What we do hear – almost from the first bar to the last, is the body (as well as the spirit) of another well known composer – Johann Sebastian Bach, and his, famous chorale; ‘Fur deinen Thron tret’ich hiermit’ ; better known perhaps ‘All people that on earth do dwell’ – although the illusion Doss creates is that of a world of the surreal – one imbued with that miasma of the incredible.
Where else would you find tempo markings that although sober enough in print, make some of the technical filigree work almost impossible to play with precise clarity even by the finest players in Europe: Yet they still make perfect sense in terms of musicality.
(The piece is around 15 and half minutes long if played to the letter of the law – but with some bands it could be stretched to 18 minutes plus)

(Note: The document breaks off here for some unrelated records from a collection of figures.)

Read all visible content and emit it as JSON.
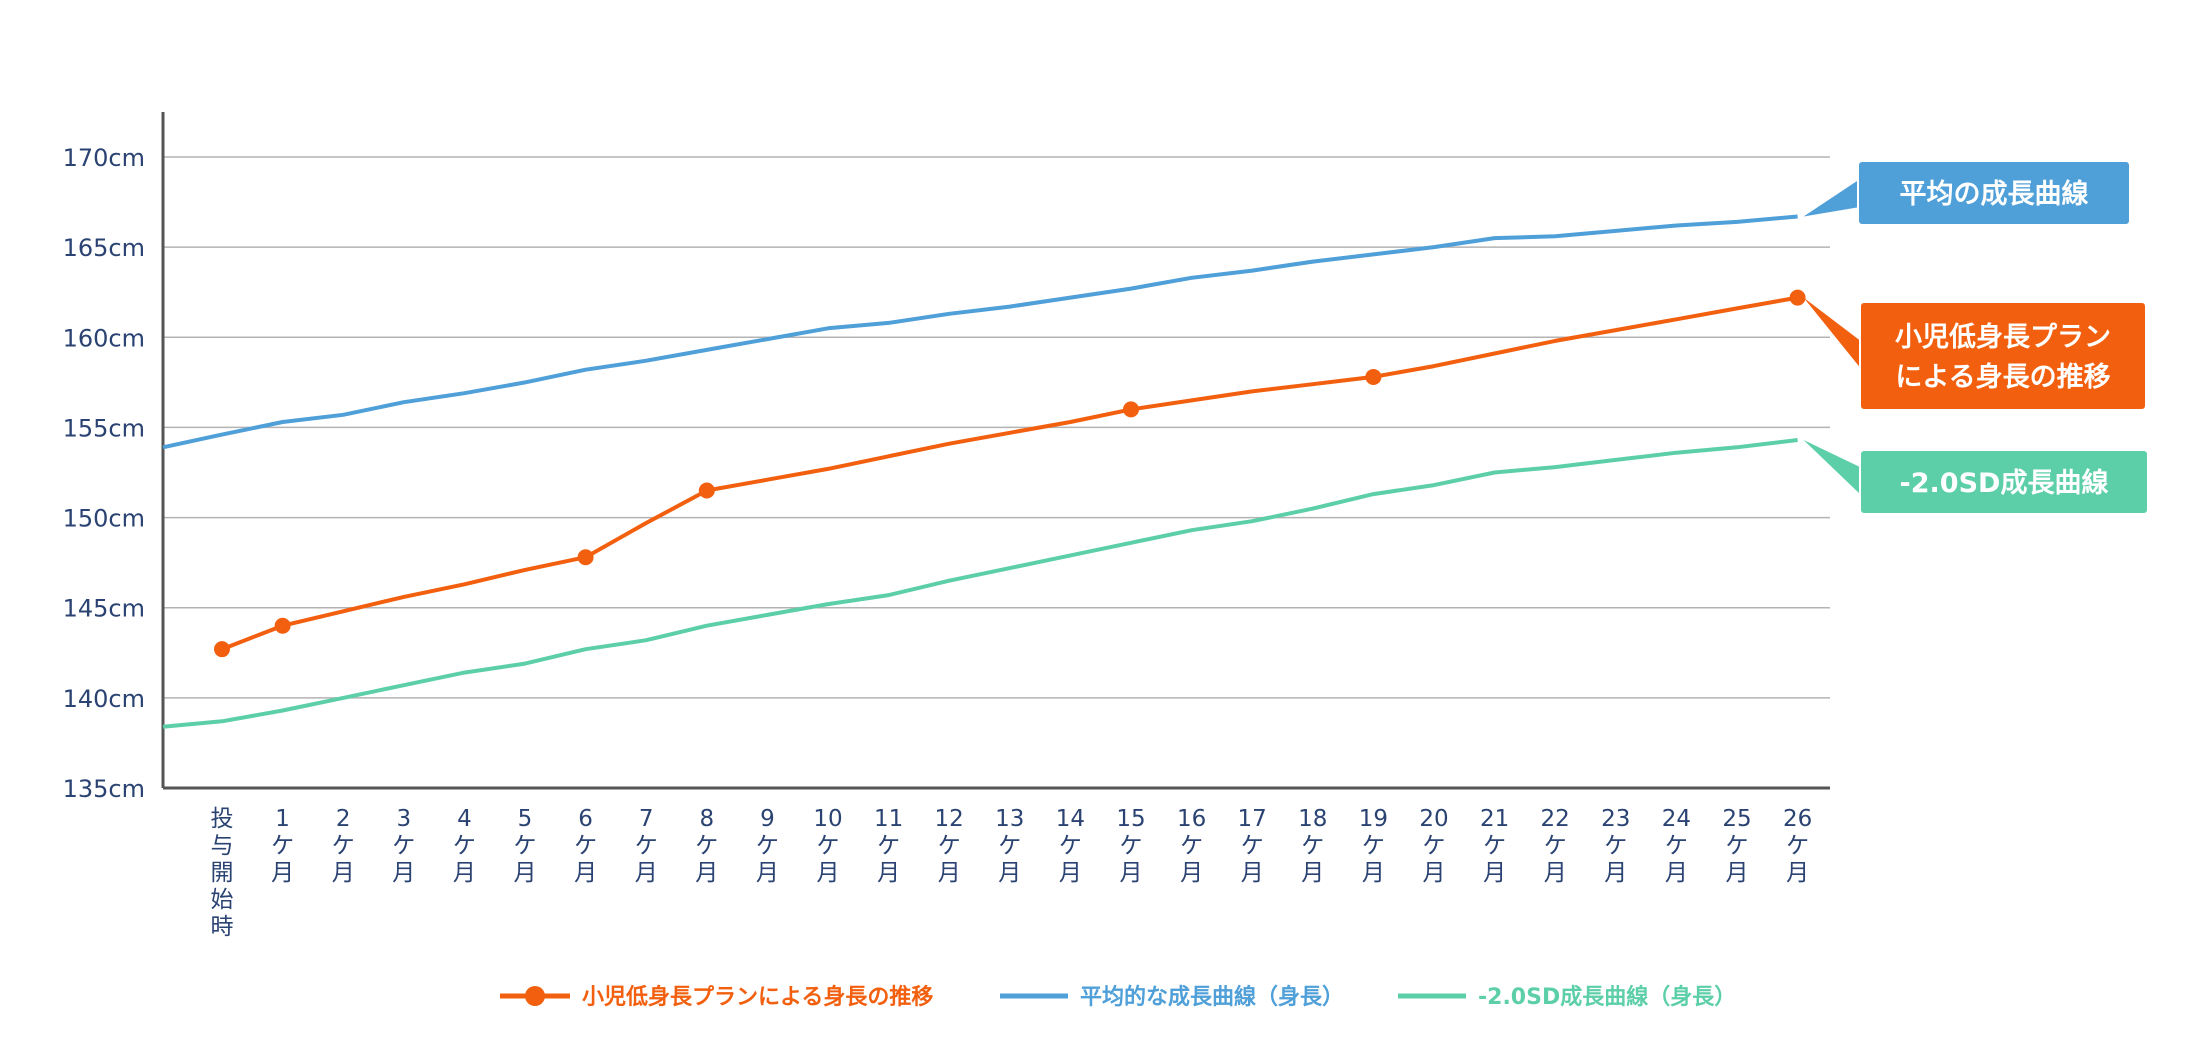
{
  "chart_data": {
    "type": "line",
    "title": "",
    "xlabel": "",
    "ylabel": "",
    "ylim": [
      135,
      170
    ],
    "yticks": [
      135,
      140,
      145,
      150,
      155,
      160,
      165,
      170
    ],
    "ytick_unit": "cm",
    "grid": "horizontal",
    "categories": [
      "投与開始時",
      "1ケ月",
      "2ケ月",
      "3ケ月",
      "4ケ月",
      "5ケ月",
      "6ケ月",
      "7ケ月",
      "8ケ月",
      "9ケ月",
      "10ケ月",
      "11ケ月",
      "12ケ月",
      "13ケ月",
      "14ケ月",
      "15ケ月",
      "16ケ月",
      "17ケ月",
      "18ケ月",
      "19ケ月",
      "20ケ月",
      "21ケ月",
      "22ケ月",
      "23ケ月",
      "24ケ月",
      "25ケ月",
      "26ケ月"
    ],
    "category_stacks": [
      [
        "投",
        "与",
        "開",
        "始",
        "時"
      ],
      [
        "1",
        "ケ",
        "月"
      ],
      [
        "2",
        "ケ",
        "月"
      ],
      [
        "3",
        "ケ",
        "月"
      ],
      [
        "4",
        "ケ",
        "月"
      ],
      [
        "5",
        "ケ",
        "月"
      ],
      [
        "6",
        "ケ",
        "月"
      ],
      [
        "7",
        "ケ",
        "月"
      ],
      [
        "8",
        "ケ",
        "月"
      ],
      [
        "9",
        "ケ",
        "月"
      ],
      [
        "10",
        "ケ",
        "月"
      ],
      [
        "11",
        "ケ",
        "月"
      ],
      [
        "12",
        "ケ",
        "月"
      ],
      [
        "13",
        "ケ",
        "月"
      ],
      [
        "14",
        "ケ",
        "月"
      ],
      [
        "15",
        "ケ",
        "月"
      ],
      [
        "16",
        "ケ",
        "月"
      ],
      [
        "17",
        "ケ",
        "月"
      ],
      [
        "18",
        "ケ",
        "月"
      ],
      [
        "19",
        "ケ",
        "月"
      ],
      [
        "20",
        "ケ",
        "月"
      ],
      [
        "21",
        "ケ",
        "月"
      ],
      [
        "22",
        "ケ",
        "月"
      ],
      [
        "23",
        "ケ",
        "月"
      ],
      [
        "24",
        "ケ",
        "月"
      ],
      [
        "25",
        "ケ",
        "月"
      ],
      [
        "26",
        "ケ",
        "月"
      ]
    ],
    "series": [
      {
        "name": "平均的な成長曲線（身長）",
        "color": "#4f9fd8",
        "marker": "none",
        "start_value": 153.9,
        "values": [
          154.6,
          155.3,
          155.7,
          156.4,
          156.9,
          157.5,
          158.2,
          158.7,
          159.3,
          159.9,
          160.5,
          160.8,
          161.3,
          161.7,
          162.2,
          162.7,
          163.3,
          163.7,
          164.2,
          164.6,
          165.0,
          165.5,
          165.6,
          165.9,
          166.2,
          166.4,
          166.7
        ]
      },
      {
        "name": "小児低身長プランによる身長の推移",
        "color": "#f2600f",
        "marker": "circle",
        "values": [
          142.7,
          144.0,
          144.8,
          145.6,
          146.3,
          147.1,
          147.8,
          149.7,
          151.5,
          152.1,
          152.7,
          153.4,
          154.1,
          154.7,
          155.3,
          156.0,
          156.5,
          157.0,
          157.4,
          157.8,
          158.4,
          159.1,
          159.8,
          160.4,
          161.0,
          161.6,
          162.2
        ],
        "marker_indices": [
          0,
          1,
          6,
          8,
          15,
          19,
          26
        ]
      },
      {
        "name": "-2.0SD成長曲線（身長）",
        "color": "#5ccfa9",
        "marker": "none",
        "start_value": 138.4,
        "values": [
          138.7,
          139.3,
          140.0,
          140.7,
          141.4,
          141.9,
          142.7,
          143.2,
          144.0,
          144.6,
          145.2,
          145.7,
          146.5,
          147.2,
          147.9,
          148.6,
          149.3,
          149.8,
          150.5,
          151.3,
          151.8,
          152.5,
          152.8,
          153.2,
          153.6,
          153.9,
          154.3
        ]
      }
    ],
    "callouts": [
      {
        "series": 0,
        "lines": [
          "平均の成長曲線"
        ],
        "color": "#4f9fd8"
      },
      {
        "series": 1,
        "lines": [
          "小児低身長プラン",
          "による身長の推移"
        ],
        "color": "#f2600f"
      },
      {
        "series": 2,
        "lines": [
          "-2.0SD成長曲線"
        ],
        "color": "#5ccfa9"
      }
    ],
    "legend": {
      "placement": "bottom-center",
      "items": [
        {
          "label": "小児低身長プランによる身長の推移",
          "color": "#f2600f",
          "marker": "circle"
        },
        {
          "label": "平均的な成長曲線（身長）",
          "color": "#4f9fd8",
          "marker": "none"
        },
        {
          "label": "-2.0SD成長曲線（身長）",
          "color": "#5ccfa9",
          "marker": "none"
        }
      ]
    },
    "colors": {
      "axis": "#555555",
      "grid": "#b3b3b3",
      "tick_text": "#2b4372"
    }
  }
}
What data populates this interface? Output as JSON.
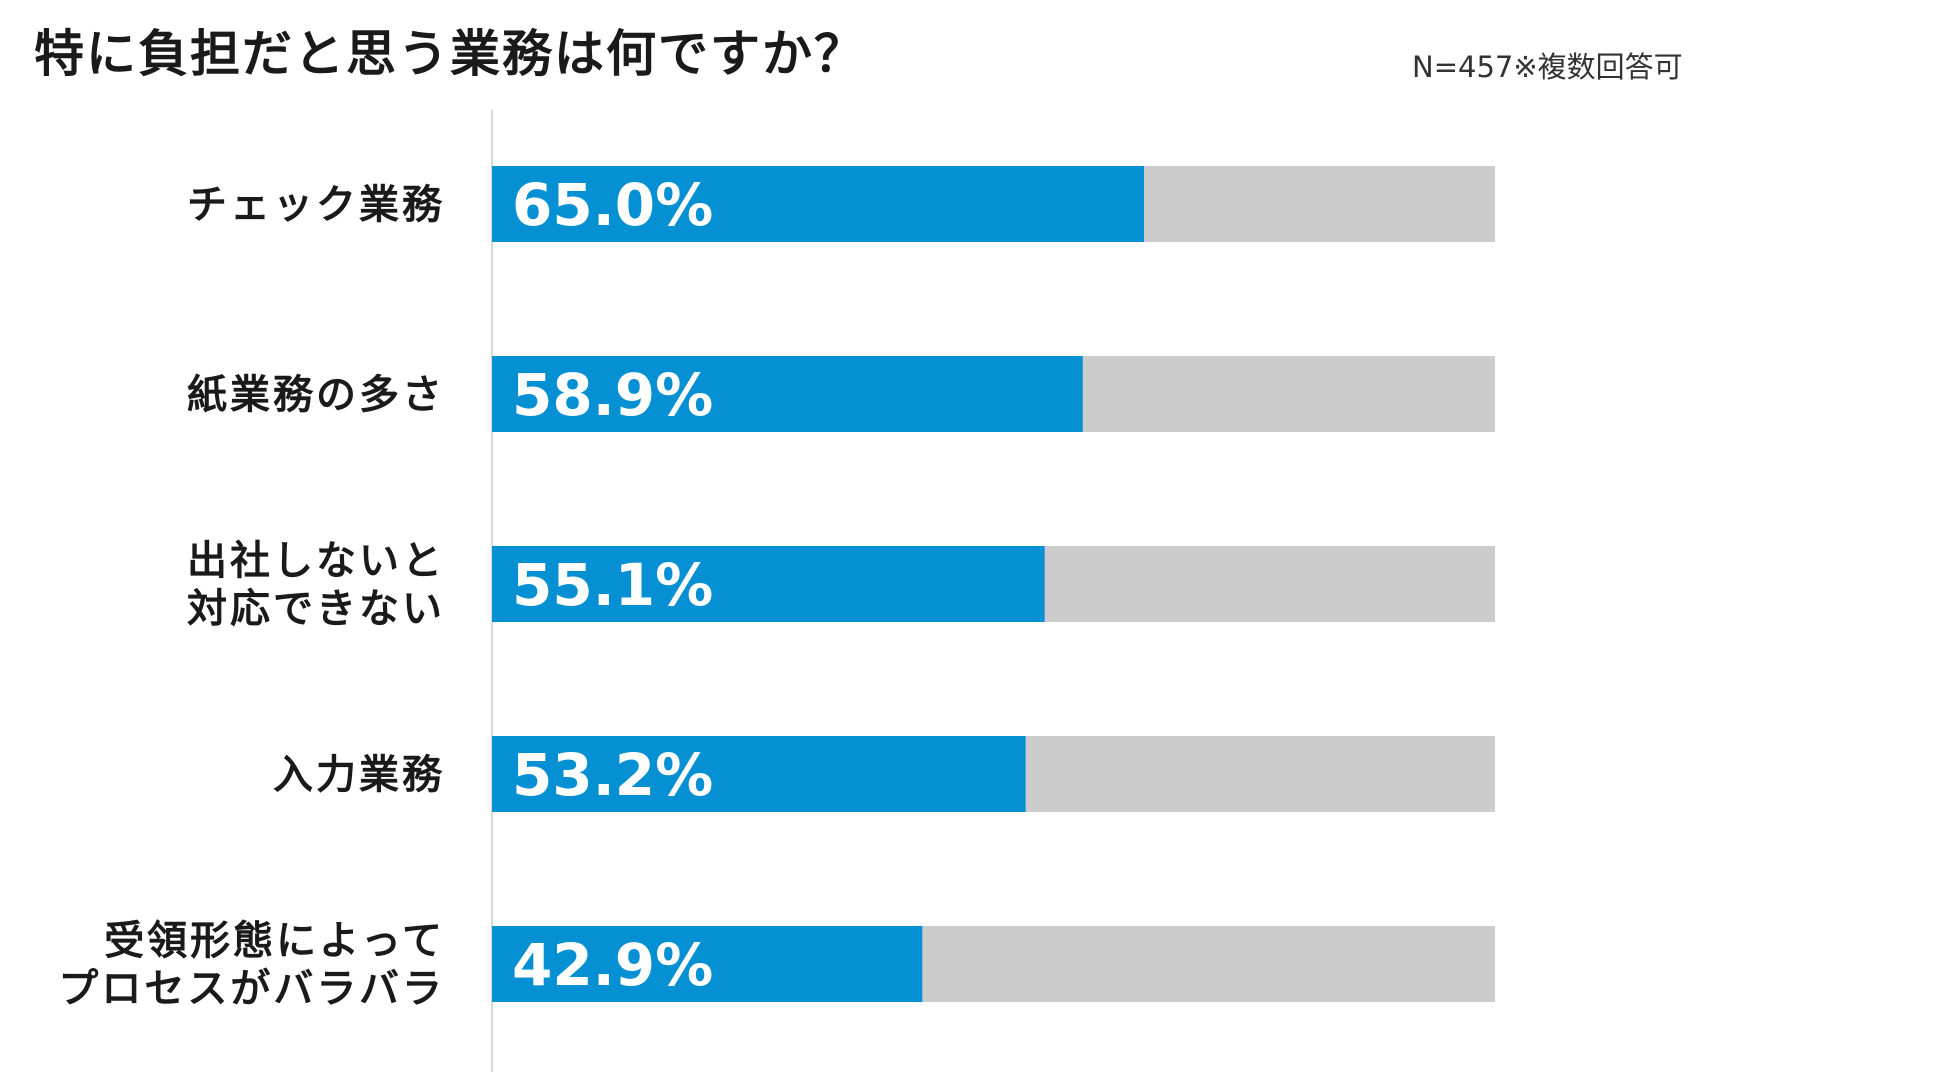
{
  "title": "特に負担だと思う業務は何ですか？",
  "note": "N=457※複数回答可",
  "colors": {
    "bar": "#0590d4",
    "track": "#cccccc",
    "axis": "#d9d9d9",
    "value_text": "#ffffff"
  },
  "chart_data": {
    "type": "bar",
    "orientation": "horizontal",
    "categories": [
      [
        "チェック業務"
      ],
      [
        "紙業務の多さ"
      ],
      [
        "出社しないと",
        "対応できない"
      ],
      [
        "入力業務"
      ],
      [
        "受領形態によって",
        "プロセスがバラバラ"
      ]
    ],
    "values": [
      65.0,
      58.9,
      55.1,
      53.2,
      42.9
    ],
    "value_labels": [
      "65.0%",
      "58.9%",
      "55.1%",
      "53.2%",
      "42.9%"
    ],
    "xlim": [
      0,
      100
    ],
    "grid": false,
    "legend": "none"
  }
}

And what about effects such as humming cornet players (and not in the Puccini sense) that on first glance appears an easy ‘trick’ to pull off, but on closer analysis is pitched in such a way that bands with few female voices will need a supply of extra tight Y-fronts or falsetto back row cornet players to make work.
Doss has a masterful grasp of the unfocussed musical lens.
He explored a form of shimmering heat haze in his recent ‘Sketches from Nowhere’ – an effect not unlike that seen at the beginning of the film ‘Lawrence of Arabia’ – with the eye taking an age to finally find its optical focus point on Omar Shariff as he rides towards the camera on his camel.
No sketches of Arabia here however, but the Vaseline smeared lens is at work again – primarily through the use of perfectly tapered glissandi on trombones and more subtly, on cornets – a malleable bending of pitch that creates an intriguing dissonance.
Add to this the composer’s innovative use of muted textures (the gloopy sound of the bucket mutes on the euph are quite mesmerising) which allows him to play with your senses of perception, even though the kernel of that simple Bach chorale underpins everything.
He revels in that musical miasma – the ciphers and phantoms of little ideas created and exposed, denied and hidden, through a panoply of differing styles.
Dirty edged blues, ‘Heavy’ rock, a touch of Baroque and gypsy, brass band hymnals, minimalism, edgy ensemble – even quasi religious retrospection – although you do wonder if Doss is really leading you down that particular ‘et spiritus sancti’ path with his tongue placed firmly in his cheek.
By its close the abstract apparitions come thrillingly together – as if the earth dwellers have finally worked out what the whole ‘Doss Matrix’ has been all about – even if the composer still manages to play with our mental imagery by evoking the mind’s eye picture of the two old ‘masters’ playing a sort of duet on the local church organ as the great unwashed celebrate their reappearance from the realms of the ‘choir invisible’ by ringing out the church bells.
Raise a glass
We should all raise a glass to the composer. He has delivered a quite remarkable piece of brass band composition. ‘Spiriti’ is a wonderful work from a wonderfully inventive musical mind – although it must be a noggin that has a touch of the weird and wonderful lurking in its darkest recesses.
And given what we can look forward to here on the weekend, that can only be a good thing.